One of the most challenging visits the Alhambra has had to deal with was that of the First Lady of the United States, Michelle Obama, and her daughters two years ago. The fortress was closed to the general public for three hours and taken over by a hundred agents. They forcibly removed the memory card from the official Alhambra photographer's camera, and went as far as denying the director of the monument herself entry. A stark contrast to British Prime Minister David Cameron's visit last year. Accompanied by his wife, the pair bought their entry tickets like everyone else, without ceremony or extravagant security demands.
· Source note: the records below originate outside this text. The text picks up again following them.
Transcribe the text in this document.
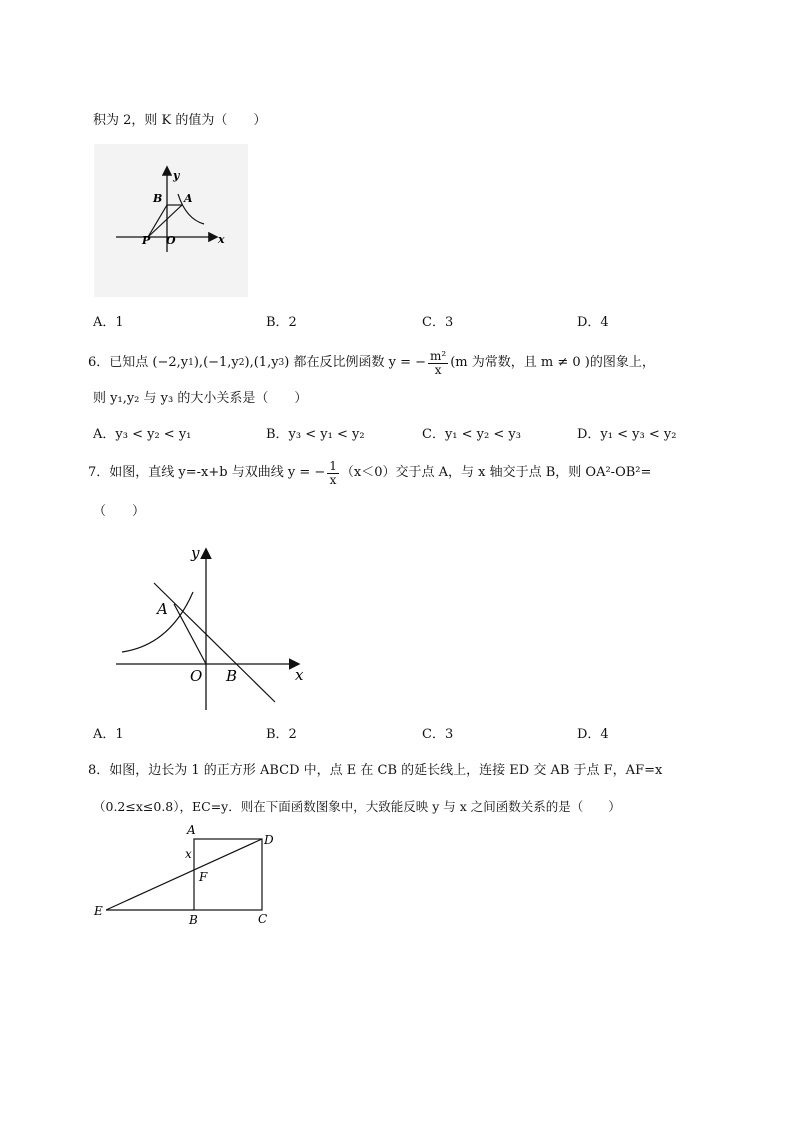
积为 2，则 K 的值为（　　）
y
x
B A
P O
A．1	B．2	C．3	D．4
6．已知点 (−2,y 1 ),(−1,y 2 ),(1,y 3 ) 都在反比例函数 y = − $\frac{\text{m²}}{x} (m$ 为常数，且 m ≠ 0 )的图象上，
则 y₁,y₂ 与 y₃ 的大小关系是（　　）
A．y₃ < y₂ < y₁	B．y₃ < y₁ < y₂	C．y₁ < y₂ < y₃	D．y₁ < y₃ < y₂
7．如图，直线 y=-x+b 与双曲线 y = − $\frac{1}{x} (x<0)$交于点 A，与 x 轴交于点 B，则 OA²-OB²=
（　　）
y
x
A
O B
A．1	B．2	C．3	D．4
8．如图，边长为 1 的正方形 ABCD 中，点 E 在 CB 的延长线上，连接 ED 交 AB 于点 F，AF=x
（0.2≤x≤0.8），EC=y．则在下面函数图象中，大致能反映 y 与 x 之间函数关系的是（　　）
A
D
x
F
E
B	C
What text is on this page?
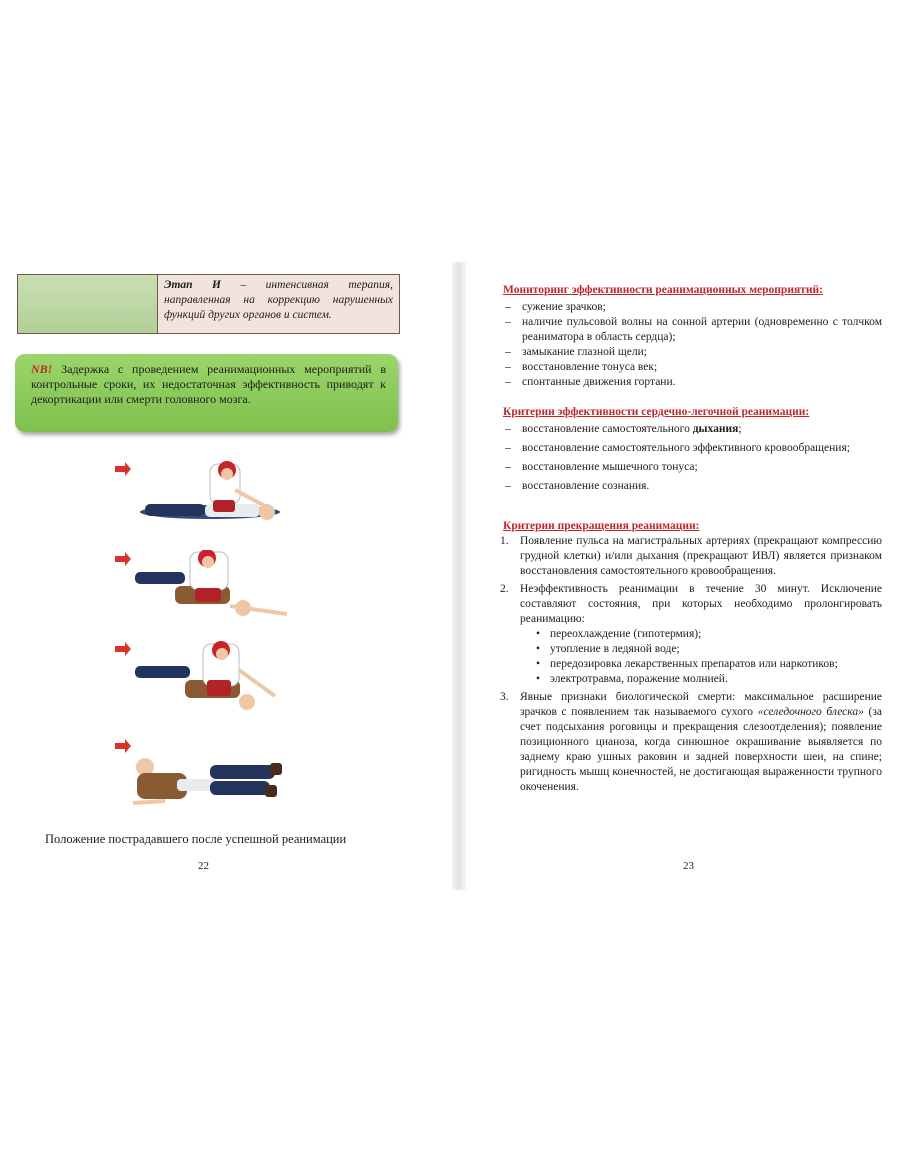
Этап И – интенсивная терапия, направленная на коррекцию нарушенных функций других органов и систем.
NB! Задержка с проведением реанимационных мероприятий в контрольные сроки, их недостаточная эффективность приводят к декортикации или смерти головного мозга.
Положение пострадавшего после успешной реанимации
22
Мониторинг эффективности реанимационных мероприятий:
– сужение зрачков;
– наличие пульсовой волны на сонной артерии (одновременно с толчком реаниматора в область сердца);
– замыкание глазной щели;
– восстановление тонуса век;
– спонтанные движения гортани.
Критерии эффективности сердечно-легочной реанимации:
– восстановление самостоятельного дыхания;
– восстановление самостоятельного эффективного кровообращения;
– восстановление мышечного тонуса;
– восстановление сознания.
Критерии прекращения реанимации:
1. Появление пульса на магистральных артериях (прекращают компрессию грудной клетки) и/или дыхания (прекращают ИВЛ) является признаком восстановления самостоятельного кровообращения.
2. Неэффективность реанимации в течение 30 минут. Исключение составляют состояния, при которых необходимо пролонгировать реанимацию:
• переохлаждение (гипотермия);
• утопление в ледяной воде;
• передозировка лекарственных препаратов или наркотиков;
• электротравма, поражение молнией.
3. Явные признаки биологической смерти: максимальное расширение зрачков с появлением так называемого сухого «селедочного блеска» (за счет подсыхания роговицы и прекращения слезоотделения); появление позиционного цианоза, когда синюшное окрашивание выявляется по заднему краю ушных раковин и задней поверхности шеи, на спине; ригидность мышц конечностей, не достигающая выраженности трупного окоченения.
23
The Alhambra is self-financing and one of the most lucrative monuments in Spain. Its budget for the year is 25 million euros, an increase of 11 percent from last year. In addition to the revenue from ticket sales, there are other sources of income such as donations and sales of books and merchandise.
The rehabilitation of the Court of Lions has cost 2.2 million euros. Francisco Lamodla, the head of the monument's conservation service, gives a shout and the Court of Lions lights up, water starting to flow from its nine fountains. Restorer Carmen Tienza is watching.
"I recognize them with my eyes closed, like I would my children," she says as water pours through the lions' mouths. The water originates six kilometers away in the so-called Sultan's reservoir, as it did 600 years ago.
Cristóbal has already watered the rosebushes of the Generalife, and later on there will be a concert in the Court of the Myrtles where the bats have already started their mischief. Carmen has already left, as there is work to be done tomorrow.